Term for a US policy during the late 1960s and 1970s

"Tar Baby" was the name given by the United States State Department to Richard Nixon's policy during the late 1960s and 1970s of strengthening contacts with the white-minority governments in Rhodesia and apartheid-era South Africa. The allusion was to the Uncle Remus story in which Brer Fox tries to capture Brer Rabbit by making a tar baby. Brer Rabbit strikes the tar "baby" with his hands, feet, and head and eventually becomes completely adhered to it. The policy option, described as a partial relaxation of economic action against Rhodesia and South Africa, and derived from NSSM: 39, was based on the presumption that apartheid and colonial rule were an unpleasant but undeniable reality and that Washington should accommodate itself pragmatically to the status quo. According to Nixon, if the United States was to be an influence for enlightened change it must do so by offering the "carrot" and eschewing the "stick". This policy would have to be pursued ad infinitum to get it to work.

==Controversy==
There is an increasing level of controversy into the potential racial motivation behind Nixon and Henry Kissinger's support for the implementation of the 'Tar Baby' option aside from his ideological adherence to realpolitik. Mainly, "stemming from (their) demeaning attitude toward Africa and black Africans."
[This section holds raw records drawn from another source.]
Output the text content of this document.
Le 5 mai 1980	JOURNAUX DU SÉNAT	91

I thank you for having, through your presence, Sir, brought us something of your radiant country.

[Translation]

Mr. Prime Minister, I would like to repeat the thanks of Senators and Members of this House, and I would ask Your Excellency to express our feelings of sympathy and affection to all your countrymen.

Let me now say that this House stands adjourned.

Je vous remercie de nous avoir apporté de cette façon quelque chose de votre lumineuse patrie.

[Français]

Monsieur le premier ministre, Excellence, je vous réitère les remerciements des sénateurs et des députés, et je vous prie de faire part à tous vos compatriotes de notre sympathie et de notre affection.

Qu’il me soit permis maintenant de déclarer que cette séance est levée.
As Secretary of State under Gerald Ford, Kissinger pivoted from the Tar Baby Option in favor of black-majority rule stating that "it would not have been predicted [...] that a Republican administration would take the lead in bringing about the breakthrough to majority rule in Southern Africa." South African apartheid would not end until 1994, over 17 years after Kissinger left the State Department.